Political researcher Jonathan Faull said Botha was probably elected not so much on her appeal to the DA’s targeted constituency as on being a better option than Delport, a former apartheid cabinet minister who would have been a stick with which the African National Congress could beat the DA.
Zille said at a media conference that the fact that the DA now had two women in its high-profile positions was not an issue with its supporters, who had indicated in a survey that gender was irrelevant in the choice of leader. The most important criterion was competence.
Former Gauteng leader Ian Davidson was elected unopposed as chief whip, and Mike Ellis unopposed as deputy. Wattie Watson was elected leader of the opposition in the National Council of Provinces (NCOP), and Kraai van Niekerk re-elected chairman of the caucus, with Janet Semple and James Masango his deputies. National Assembly whips will be Sandy Kalyan, Willem Doman, Donald Lee and Paul Swart.

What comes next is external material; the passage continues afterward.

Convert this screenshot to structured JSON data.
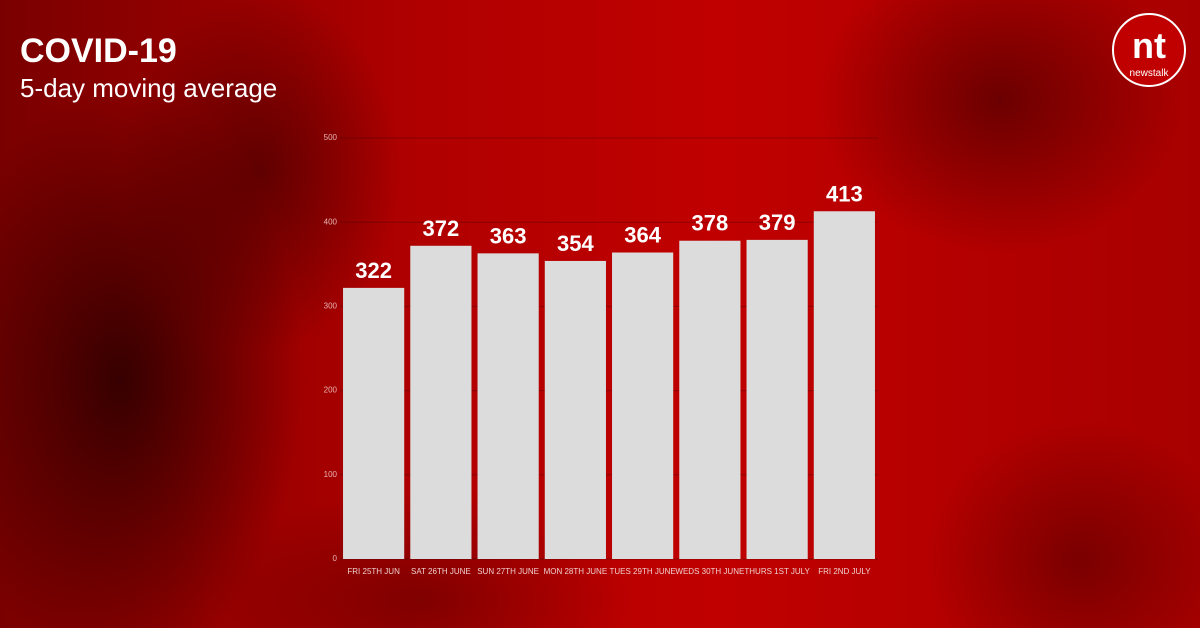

Juanita Terblanche will be DA whip in the NCOP.
Active in the progressive anti-apartheid movement, Botha was deputy secretary-general of the National Women’s Coalition, deputy director of the Independent Electoral Commission in Free State and DA caucus leader in the NCOP.
She chaired the United Nations working group on rural women, and was chosen by National Assembly speaker Baleka Mbete as first DA chairwoman of the National Assembly, a position she has now relinquished.